Magic lost in translation
Despite being in the party for over 30 years, Congress spokesperson Americai Narayanan says he got a chance to translate his party leader's speech only recently. "Every party has some insecure leaders at the helm, who hamper the growth of a few talented people. Tamil Nadu Congress Chief K S Alagiri, however, is secure enough to have given me this opportunity."
Certain that only a party representative can do a “magic” in translation, Narayanan explains, “Tone, tenor and delivery are as important as words. A professional may translate the words but a party leader will translate the message with emotion.”
'Eye for talents essential'
Former editor-in-charge of Theekathir, A Kumaresan asks when political parties could outsource their works to private players, why not employ a translator?
“Ideally, all party works have to be shared among its members. Also, there will be language enthusiasts in all parties. It is upon the high command to identify and develop them instead of adhering to hierarchy. The prominence given to improve oratory skills of a leader should also be for bettering translation skills of such enthusiasts,” adds Kumaresan, who has translated over 20 books on various subjects.
Some hits, a few misses
Having translated leaders’ speeches since 2011, BJP Mahila Morcha President Vanathi Srinivasan opines translation flops happen rarely, mostly due to audio issues and so, a need for hiring professionals has not come calling. Exuding confidence that people will not mistake such goof-ups as the party’s inefficiency or negligence, she urges them to take it lightly and pass it over.
Clearing the air of rumours that party members clamour for a chance to translate, she says the saffron party has been giving opportunities to all and identifies BJP State Secretary of Propaganda Wing Renuka Devi from Madurai and party member Victoria Gowri from Kanyakumari as their upcoming translators.
Sushma Swaraj, Venkaiah Naidu, Muralidhara Rao and Smriti Irani are some leaders for whom Vanathi has translated.
Congress already tried taking the help of professional translators in 2019 for Rahul’s address in Krishnagiri but the experiment was unsuccessful, says former Congress MLA Peter Alphonse, who derives inspiration from the late Dravidian movement leader EVK Sampath and former finance minister P Chidambaram. Peter, however, does not mind hiring professionals in the absence of a good hand in the party.
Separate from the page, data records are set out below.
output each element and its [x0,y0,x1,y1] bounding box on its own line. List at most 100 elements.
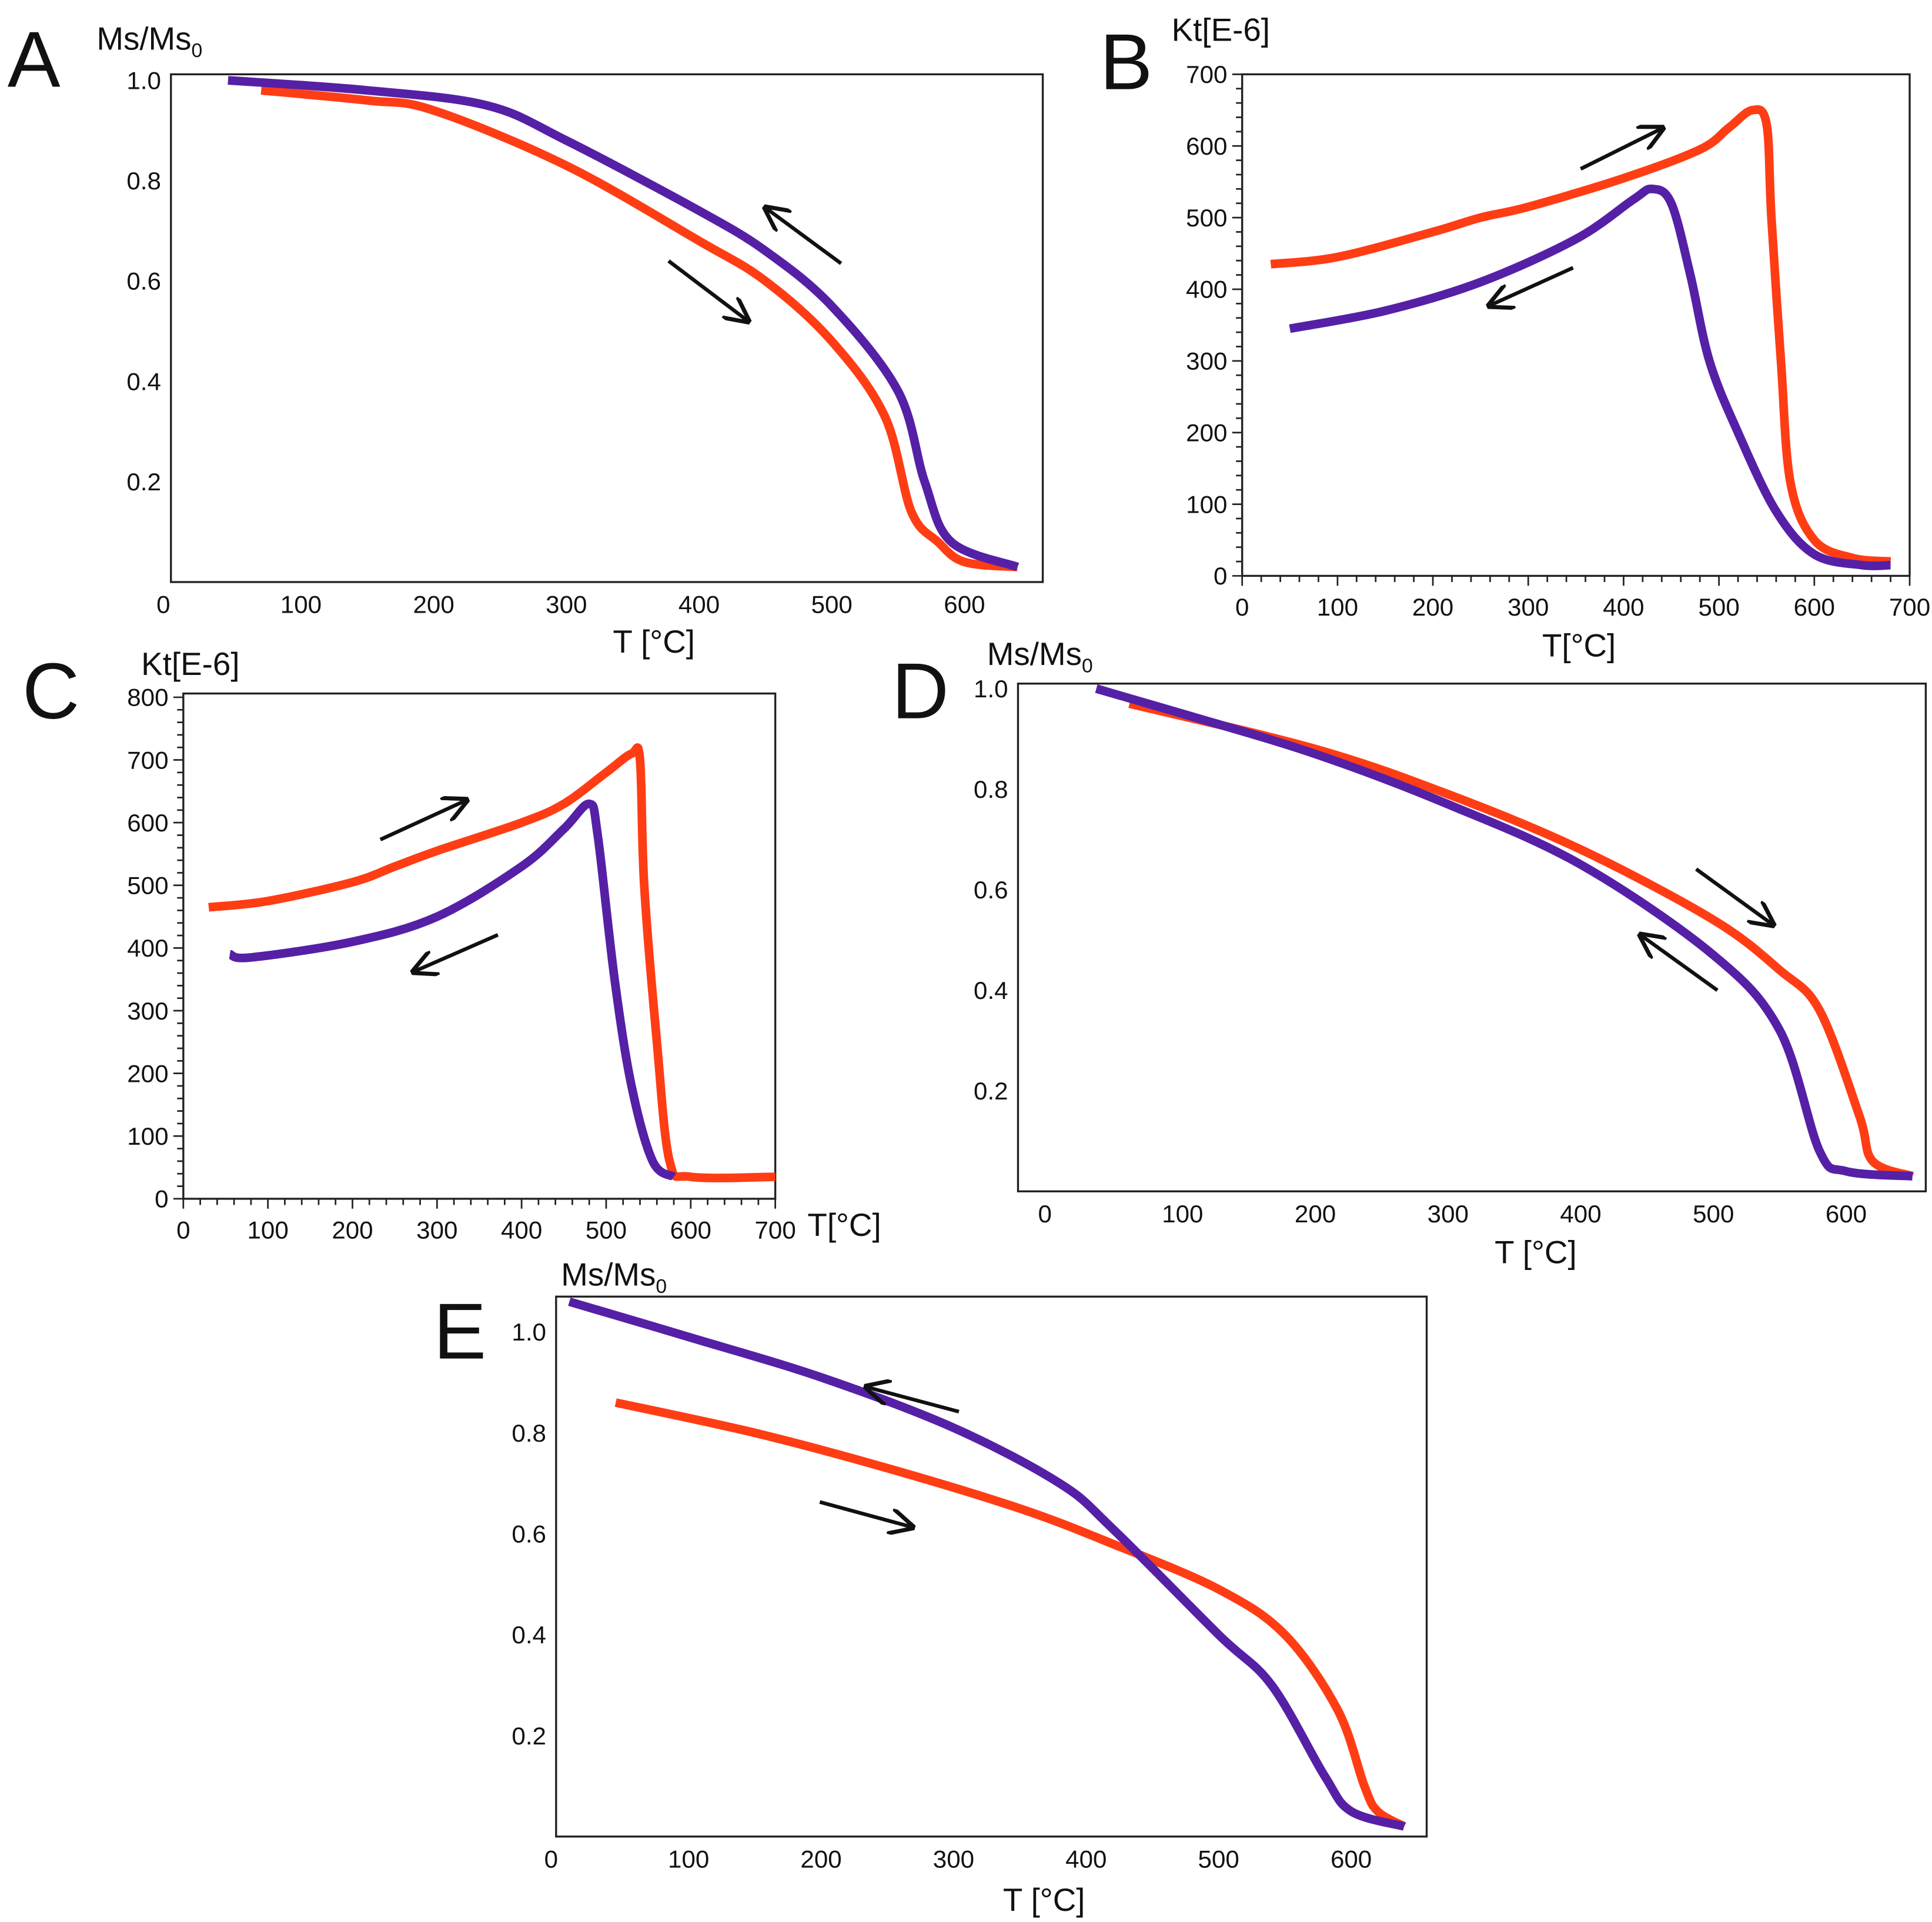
y-tick-label: 200 [127,1059,168,1087]
x-axis-label: T[°C] [1542,627,1616,663]
y-axis-label-main: Ms/Ms [96,20,191,56]
x-tick-label: 0 [156,591,170,619]
x-tick-label: 500 [811,591,853,619]
x-tick-label: 100 [1317,593,1358,621]
y-tick-label: 300 [1186,347,1227,375]
x-tick-label: 400 [501,1216,542,1244]
x-tick-label: 400 [678,591,720,619]
x-tick-label: 300 [1428,1200,1469,1228]
y-tick-label: 400 [1186,276,1227,303]
y-axis-label-main: Kt[E-6] [141,646,239,682]
panel-letter: B [1099,18,1152,106]
panel-b: B Kt[E-6] T[°C] 0 100 200 300 400 500 600 700 0 100 2… [1099,12,1930,664]
x-tick-label: 400 [1065,1845,1107,1873]
y-tick-label: 0.4 [126,367,161,395]
x-tick-label: 600 [1826,1200,1867,1228]
y-tick-label: 0.8 [512,1419,546,1447]
y-tick-label: 600 [127,809,168,837]
x-tick-label: 600 [670,1216,711,1244]
y-tick-label: 100 [1186,490,1227,518]
y-tick-label: 500 [1186,204,1227,232]
x-tick-label: 100 [1162,1200,1203,1228]
x-tick-label: 400 [1603,593,1644,621]
y-tick-label: 700 [1186,61,1227,88]
heating-direction-arrow-icon [1695,867,1773,925]
plot-frame [170,73,1044,583]
heating-curve [1270,105,1891,566]
x-tick-label: 100 [280,591,322,619]
y-axis-label-main: Ms/Ms [561,1256,656,1292]
y-axis-label: Ms/Ms0 [96,20,202,62]
cooling-direction-arrow-icon [866,1387,960,1414]
x-tick-label: 0 [1038,1200,1052,1228]
y-tick-label: 0.6 [512,1520,546,1547]
y-axis-label: Kt[E-6] [141,646,239,682]
heating-direction-arrow-icon [667,259,748,321]
y-axis-label: Kt[E-6] [1172,12,1270,48]
x-tick-label: 300 [546,591,587,619]
cooling-curve [228,76,1020,571]
heating-curve [614,1398,1406,1831]
y-tick-label: 0 [155,1185,168,1213]
y-tick-label: 500 [127,872,168,900]
y-tick-label: 0.8 [126,167,161,195]
y-tick-label: 0 [1214,562,1227,590]
cooling-curve [1095,684,1913,1181]
x-tick-label: 0 [544,1845,558,1873]
cooling-direction-arrow-icon [413,933,499,972]
x-tick-label: 700 [754,1216,795,1244]
y-tick-label: 0.6 [126,268,161,295]
y-tick-label: 0.2 [512,1722,546,1750]
heating-curve [260,86,1018,571]
x-axis-label: T [°C] [613,623,695,660]
y-tick-label: 0.2 [974,1077,1008,1105]
y-tick-label: 0.4 [512,1621,546,1649]
y-tick-label: 1.0 [974,675,1008,703]
heating-direction-arrow-icon [1580,128,1662,171]
x-tick-label: 300 [416,1216,457,1244]
x-tick-label: 600 [1331,1845,1372,1873]
y-tick-label: 0.6 [974,876,1008,904]
y-tick-label: 400 [127,934,168,962]
y-axis-label-subscript: 0 [1082,655,1093,677]
y-axis-label-main: Ms/Ms [987,636,1082,672]
x-tick-label: 300 [933,1845,974,1873]
cooling-direction-arrow-icon [1489,266,1574,306]
cooling-curve [228,799,677,1181]
y-tick-label: 700 [127,746,168,774]
cooling-curve [1289,184,1891,570]
x-axis-label: T [°C] [1003,1881,1085,1918]
panel-letter: E [433,1287,486,1376]
x-tick-label: 100 [248,1216,289,1244]
y-tick-label: 0.8 [974,776,1008,803]
panel-letter: A [8,15,61,103]
plot-frame [1017,683,1927,1192]
y-tick-label: 1.0 [512,1318,546,1346]
y-tick-label: 600 [1186,132,1227,160]
x-tick-label: 500 [1693,1200,1734,1228]
x-tick-label: 200 [332,1216,373,1244]
x-tick-label: 200 [1412,593,1453,621]
cooling-direction-arrow-icon [1640,935,1719,992]
x-axis-label: T[°C] [807,1206,881,1243]
panel-letter: D [892,647,949,736]
x-axis-label: T [°C] [1495,1234,1577,1270]
plot-frame [182,692,777,1200]
y-axis-label: Ms/Ms0 [987,636,1093,677]
cooling-curve [568,1297,1406,1831]
x-tick-label: 100 [668,1845,709,1873]
x-tick-label: 200 [413,591,454,619]
y-tick-label: 100 [127,1122,168,1150]
y-axis-label-subscript: 0 [656,1275,667,1298]
y-axis-label: Ms/Ms0 [561,1256,667,1298]
y-tick-label: 300 [127,997,168,1025]
x-tick-label: 700 [1889,593,1930,621]
x-tick-label: 500 [586,1216,627,1244]
x-tick-label: 200 [800,1845,841,1873]
y-tick-label: 0.2 [126,468,161,496]
heating-direction-arrow-icon [819,1500,912,1527]
panel-letter: C [22,647,79,736]
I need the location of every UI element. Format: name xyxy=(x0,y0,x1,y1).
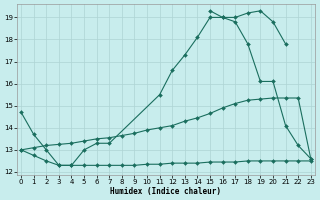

“I find translating for Rahul the toughest as it is difficult to know which topic he will start when and where he will finish. So, I keep a track of his speeches and understand the season. Recently, I translated "nickerwallas" as "liquorwallas" by mistake. After the meeting, Rahul asked if he was not audible
and assured to speak in a direction that will not be difficult to grab the words.
To his credit, Alphonse has translated the speeches of Manmohan Singh and P V Narasimha Rao.
Need to address the elephant in the room
Politics today is inundated with uninformed and unskilled job seekers, laments a senior politician from a national party seeking anonymity. “Some people with access to a party leader get into the field thinking that money and caste are sufficient to bag a post and sustain. This is also a reason for the quality of
Assembly debates to have dropped over time. The scenario is such that most of the 39 MPs from Tamil Nadu are not conversant in English. So, there is a need to encourage qualified and talented people to enter politics. Until then, changes will remain a distant dream.”
Summing it up by borrowing Thiruvalluvar’s couplet (517), in all true sense not to catch up with politicians growing “fondness” for him: Edhanai edhanal evanmudikkum endraaindhu, adhanai avankan vidal; meaning: the performance problem can be averted if the right person with relevant skills is roped in for the job.